Large Language Models and Transformers Overview#

TLDR

  • Transformers are now widely used because they

    • scale extremely well

    • perform well across a range of tasks

  • Transformers were introduced in the paper Attention is all you need

    • The general is not different from small language models

    • The challenge a model that can flexibly learn language patterns in an efficient way

  • The key ideas are

    • attention can be further subcomposed into the queries, keys, and values

    • using softmax for layer activation

    • decoder and encoder stacks

Transformers#

Transformers are getting the most attention because they’re the NN architecture which can be reasonably be trained and produces the a great output. Transformers are able to capture patterns in the data in practice that previous architectures could not. Previous model structures markov chain approach weren’t flexible enough to learn the nuances of the same way neural net can. Previous Neural Network architectures had scaling or gradient problems where during training parameter estimation was taking too long or just failed. Transformers are structured in a manner that allows them to be trained readily and stably. And importantly they are just really good in many applications.

The main ideas Transformer#

This is the original picture of a transformer from the paper Attention is all you need. It seems complicated but really a few core intuitive ideas make the whole thing work which is quite amazing. Transformers and this paper, covered extensively so won’t go into detail, we’ll just cover the highlights and provide references to the best materials.

../_images/EncoderDecoder.png

Fig. 3 The famous image from the Attention Is All You Need paper#

The parts we’re going to highlight are

  • Attention, comprised of a Query Key and Value

  • Decoder and Encoder

  • Softmax transform

Attention, Self Attention, and Positional Encoding#

This is the biggest idea as evidenced by the Attention is all you need[VSP+23] paper name itself. The name attention indicates the core idea, In essence the model figures out what parts of its input it should “care about” and “what it shouldn’t. Think of the following question.
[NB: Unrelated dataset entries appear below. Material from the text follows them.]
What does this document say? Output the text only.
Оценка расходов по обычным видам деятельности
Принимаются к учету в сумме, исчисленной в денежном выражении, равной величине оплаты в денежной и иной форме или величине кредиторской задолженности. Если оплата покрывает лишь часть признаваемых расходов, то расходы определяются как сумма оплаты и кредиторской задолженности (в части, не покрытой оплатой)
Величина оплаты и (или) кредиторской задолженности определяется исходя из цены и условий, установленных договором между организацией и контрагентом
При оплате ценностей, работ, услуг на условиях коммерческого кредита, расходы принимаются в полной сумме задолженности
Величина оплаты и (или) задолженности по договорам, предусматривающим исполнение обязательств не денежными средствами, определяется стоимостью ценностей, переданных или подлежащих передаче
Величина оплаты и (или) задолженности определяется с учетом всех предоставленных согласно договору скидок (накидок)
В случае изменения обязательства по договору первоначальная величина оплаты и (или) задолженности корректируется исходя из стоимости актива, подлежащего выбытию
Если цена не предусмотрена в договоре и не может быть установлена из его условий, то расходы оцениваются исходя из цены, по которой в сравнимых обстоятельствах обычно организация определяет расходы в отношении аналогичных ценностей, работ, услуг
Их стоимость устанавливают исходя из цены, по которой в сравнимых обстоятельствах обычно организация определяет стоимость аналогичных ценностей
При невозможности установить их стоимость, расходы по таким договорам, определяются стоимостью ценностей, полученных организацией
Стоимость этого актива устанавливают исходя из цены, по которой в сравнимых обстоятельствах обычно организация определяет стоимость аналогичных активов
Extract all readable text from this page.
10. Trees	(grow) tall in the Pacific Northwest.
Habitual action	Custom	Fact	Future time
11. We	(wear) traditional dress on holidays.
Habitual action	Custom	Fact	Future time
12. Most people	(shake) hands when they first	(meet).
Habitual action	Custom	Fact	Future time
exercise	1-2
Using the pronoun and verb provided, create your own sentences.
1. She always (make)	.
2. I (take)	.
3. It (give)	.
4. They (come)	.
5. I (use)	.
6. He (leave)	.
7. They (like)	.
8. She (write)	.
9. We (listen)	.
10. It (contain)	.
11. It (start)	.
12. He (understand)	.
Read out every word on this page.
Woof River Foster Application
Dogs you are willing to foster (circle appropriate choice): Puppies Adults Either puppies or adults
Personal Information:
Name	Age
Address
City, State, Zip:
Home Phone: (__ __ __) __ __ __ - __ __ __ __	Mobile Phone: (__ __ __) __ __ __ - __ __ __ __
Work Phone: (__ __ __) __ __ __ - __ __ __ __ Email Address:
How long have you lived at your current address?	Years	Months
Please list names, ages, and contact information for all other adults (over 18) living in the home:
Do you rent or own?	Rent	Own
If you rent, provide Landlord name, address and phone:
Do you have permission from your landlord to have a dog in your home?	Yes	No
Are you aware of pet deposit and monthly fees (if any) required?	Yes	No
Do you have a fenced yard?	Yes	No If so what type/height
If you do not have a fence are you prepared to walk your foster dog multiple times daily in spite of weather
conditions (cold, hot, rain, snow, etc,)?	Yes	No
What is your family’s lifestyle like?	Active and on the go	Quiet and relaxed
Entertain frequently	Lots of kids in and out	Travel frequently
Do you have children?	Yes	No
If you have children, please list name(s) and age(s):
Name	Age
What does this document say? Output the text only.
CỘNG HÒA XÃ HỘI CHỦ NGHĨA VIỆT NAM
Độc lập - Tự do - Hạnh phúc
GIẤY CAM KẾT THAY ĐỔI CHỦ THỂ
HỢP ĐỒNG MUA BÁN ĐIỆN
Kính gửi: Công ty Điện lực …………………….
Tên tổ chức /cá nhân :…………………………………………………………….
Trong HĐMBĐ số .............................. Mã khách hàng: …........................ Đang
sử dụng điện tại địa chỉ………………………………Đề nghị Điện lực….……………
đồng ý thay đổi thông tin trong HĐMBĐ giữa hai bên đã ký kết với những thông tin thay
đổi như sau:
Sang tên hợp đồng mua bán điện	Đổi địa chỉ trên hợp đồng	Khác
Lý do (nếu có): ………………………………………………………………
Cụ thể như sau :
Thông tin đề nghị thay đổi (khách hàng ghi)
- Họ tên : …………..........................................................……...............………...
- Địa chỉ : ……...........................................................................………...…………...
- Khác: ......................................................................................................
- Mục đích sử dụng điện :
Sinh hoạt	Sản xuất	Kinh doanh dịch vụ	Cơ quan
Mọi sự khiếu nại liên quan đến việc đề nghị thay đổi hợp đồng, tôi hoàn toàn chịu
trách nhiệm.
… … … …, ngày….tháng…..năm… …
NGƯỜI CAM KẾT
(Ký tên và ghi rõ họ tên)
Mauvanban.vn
I went to the grocery store and hardware store, walked around and bought nails and bread. Which did I buy where?

As a human what do you pay attention to and, and what do you ignore? I’m sure you can explain it generally, but most of us, if asked to write a generalizable mathematical rule, would struggle.

The paper authors did write one such rule, called attention, and as of now nearly everyone is using it.

The core parts of attention are a

  1. Query

  2. Key

  3. Value

Here’s an analogy from Lih Verma

You login to medium and search for some topic of interest — This is Query
Medium has a database of article Title and hash key of article itself — key and Value
Define some similarity between your query and titles in database — ex Dot product of Query and Key
Extract the hash key with maximum match
Return article(Value) corresponding to has key obtained

The explanation in blog post where a transformer is handmade also provides a great intuition, especially because the QKV matrix weights are set by hand leaving no ambiguity whatsoever in the calculation.

Softmax#

Softmax basically takes a vector of arbitrary length and turns it into a proper probability vector. In math it can look a little scary.

\[ \sigma(x)_j = \frac{e^{x_j}}{\sum_k e^{x_k}} \]

But in practice its quite simple. Here’s softmax implemented when implemented in libraries with broadcasting. Here’s the one liner.

x = [.3, 1.2, .8]
np.exp(x)/sum(np.exp(x))

And here’s the output.

array([0.19575891, 0.48148922, 0.32275187])

Now x has been transformed to a proper probability. In transformers softmax is prominently used at the end. However it’s also used within each self attention head as a normalizer and activation function which you can see in Flax here.

Relu activation vs Softmax

I’ve only skimmed this paper but it seems to offer a intuition on why softmax is a good activation function. https://arxiv.org/pdf/2302.06461.pdf

Decoder and Encoder Stacks#

When in the weeds of transformers architecture you’ll hear about encoder models, decoder models, and encoder decoder models. I have a loose grasp on this right now. This website explains it well but there are some nuances between decoder only, and encoder/decoder models that I don’t fully understand.